Dear Mr. F., the medical profession is considered to be the dream job par excellence. The meaningfulness of the job, the associated social reputation and (depending on the subject) also a certain prosperity speak for the attractiveness of the profession. From an early age, some children don't want to be anything other than doctors. In some medical families, the profession has been so deeply rooted for generations that the question of the subject of study does not even arise seriously for the offspring. It is believed that they follow in the footsteps of their ancestors and also study medicine.

The SZ job coach

Madeleine Leitner is a qualified psychologist and has worked as a therapist in clinics, as a court expert and personnel consultant for large corporations. Today she is an independent career advisor in Munich and Berlin.

But there are also typical obstacles and concerns. Many already fail because of the numerus clausus. Some then try their luck abroad or queue up for a place at university. Some of them need a lot of patience for this: A young man from my circle of friends only got the longed-for university place after eight years of waiting. Many give up or have given up from the outset. There are now doctors who explicitly advise their children not to study medicine. From her point of view, her everyday professional life is anything but rosy. They suffer from increasing economization and bureaucracy, they feel like slaves to the health insurances and complain about fee models that do not do justice to their demands on patient care. Or they groan under the heavy burden of services.

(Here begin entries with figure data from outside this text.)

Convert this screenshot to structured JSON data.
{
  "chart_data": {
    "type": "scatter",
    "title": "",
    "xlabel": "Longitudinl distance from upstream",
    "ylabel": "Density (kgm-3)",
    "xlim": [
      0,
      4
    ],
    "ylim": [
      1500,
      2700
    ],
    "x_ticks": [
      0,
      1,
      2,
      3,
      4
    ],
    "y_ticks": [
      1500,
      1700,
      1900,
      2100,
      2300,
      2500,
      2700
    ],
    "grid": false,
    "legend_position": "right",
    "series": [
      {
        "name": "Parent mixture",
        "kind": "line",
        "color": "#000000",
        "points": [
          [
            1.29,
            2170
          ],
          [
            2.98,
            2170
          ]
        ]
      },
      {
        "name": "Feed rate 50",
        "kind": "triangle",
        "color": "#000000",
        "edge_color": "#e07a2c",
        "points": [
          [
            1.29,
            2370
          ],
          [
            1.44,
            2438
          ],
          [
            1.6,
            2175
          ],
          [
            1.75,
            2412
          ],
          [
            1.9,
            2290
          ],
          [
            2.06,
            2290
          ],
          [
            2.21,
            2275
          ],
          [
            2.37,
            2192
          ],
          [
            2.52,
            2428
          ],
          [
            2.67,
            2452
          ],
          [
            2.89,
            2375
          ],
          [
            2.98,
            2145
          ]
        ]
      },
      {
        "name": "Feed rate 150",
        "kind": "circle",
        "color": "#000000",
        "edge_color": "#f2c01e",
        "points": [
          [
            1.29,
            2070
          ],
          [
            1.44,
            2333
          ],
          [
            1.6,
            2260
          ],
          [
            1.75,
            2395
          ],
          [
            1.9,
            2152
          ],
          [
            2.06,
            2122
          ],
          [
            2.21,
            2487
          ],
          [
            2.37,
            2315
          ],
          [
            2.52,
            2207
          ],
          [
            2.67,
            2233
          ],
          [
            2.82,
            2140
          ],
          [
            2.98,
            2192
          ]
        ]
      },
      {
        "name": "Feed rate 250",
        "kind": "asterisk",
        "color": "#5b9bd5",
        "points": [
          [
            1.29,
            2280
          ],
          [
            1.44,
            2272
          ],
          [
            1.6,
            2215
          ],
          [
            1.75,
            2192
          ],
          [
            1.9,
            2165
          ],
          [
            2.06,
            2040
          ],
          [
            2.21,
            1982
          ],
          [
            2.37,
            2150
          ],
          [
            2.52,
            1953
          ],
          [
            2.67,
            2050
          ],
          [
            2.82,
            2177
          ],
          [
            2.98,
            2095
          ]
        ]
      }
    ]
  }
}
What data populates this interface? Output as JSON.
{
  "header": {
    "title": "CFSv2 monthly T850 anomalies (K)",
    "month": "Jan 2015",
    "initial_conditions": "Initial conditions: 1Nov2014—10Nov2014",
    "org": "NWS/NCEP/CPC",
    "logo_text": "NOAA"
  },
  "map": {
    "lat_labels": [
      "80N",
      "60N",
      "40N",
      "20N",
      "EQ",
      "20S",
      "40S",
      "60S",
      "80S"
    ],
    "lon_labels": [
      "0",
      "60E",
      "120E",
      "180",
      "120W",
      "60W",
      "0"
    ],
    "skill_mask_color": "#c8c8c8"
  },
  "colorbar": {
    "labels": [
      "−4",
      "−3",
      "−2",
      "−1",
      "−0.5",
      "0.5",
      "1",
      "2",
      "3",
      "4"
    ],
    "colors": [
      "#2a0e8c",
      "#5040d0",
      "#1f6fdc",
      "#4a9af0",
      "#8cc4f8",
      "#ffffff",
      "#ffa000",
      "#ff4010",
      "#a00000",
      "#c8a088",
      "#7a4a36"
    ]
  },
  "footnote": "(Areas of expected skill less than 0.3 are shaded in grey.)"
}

In the past few years I have looked after a number of clients who have shown certain similarities to your career. Their well-meaning doctor parents had financed them to study economics at a private university, the ideal springboard for a well-paid job at a management consultancy or a well-known corporation. At some point, however, my clients realized with disillusion that not everything was going well there either. They complained of extreme working conditions and felt like slaves to their obligations. Compared to the work of their parents, their job often seemed to them to be pointless.

Sometimes it was enough to look for a suitable job in a more suitable industry, for example a clinic, a medical technology company or in the pharmaceutical industry. For some, however, the problem was deeper. They came to believe that at heart they were born doctors. For those called, the idea of ​​working with real doctors every day was almost unbearable because it would have made their pain even worse.

You should first think carefully about what gave you the idea of ​​studying medicine again. Did you flirt with the idea early on? Do you have a fundamental crisis of meaning in your current job? Could it even be some kind of skipping act? It makes a difference whether you've always wanted to become a doctor or whether this is the first time you think about it because you were upset about something in your job.

It is generally better to take doubts seriously early on. Psychologically, people tend to suppress doubts and just move on, "because you've already started". Instead of burying your head in the sand and hoping for better times, you'd better come to terms with yourself. This also includes talking to some medical professionals about their work to get a realistic idea of ​​what it means to work as a doctor. But then you should make a conscious decision of principle. Perhaps you will finally say goodbye to your supposed dream. But maybe they will actually start all over again.

Again and again, people are still studying medicine at an advanced age. A well-known example is Marianne Koch, who became a successful doctor after finishing her acting career. The oldest medical student I know was over 50 years old when he started his studies. He accepted to limit himself financially extremely for this. In my experience, the worst off are people who mourn an unfulfilled dream for a lifetime.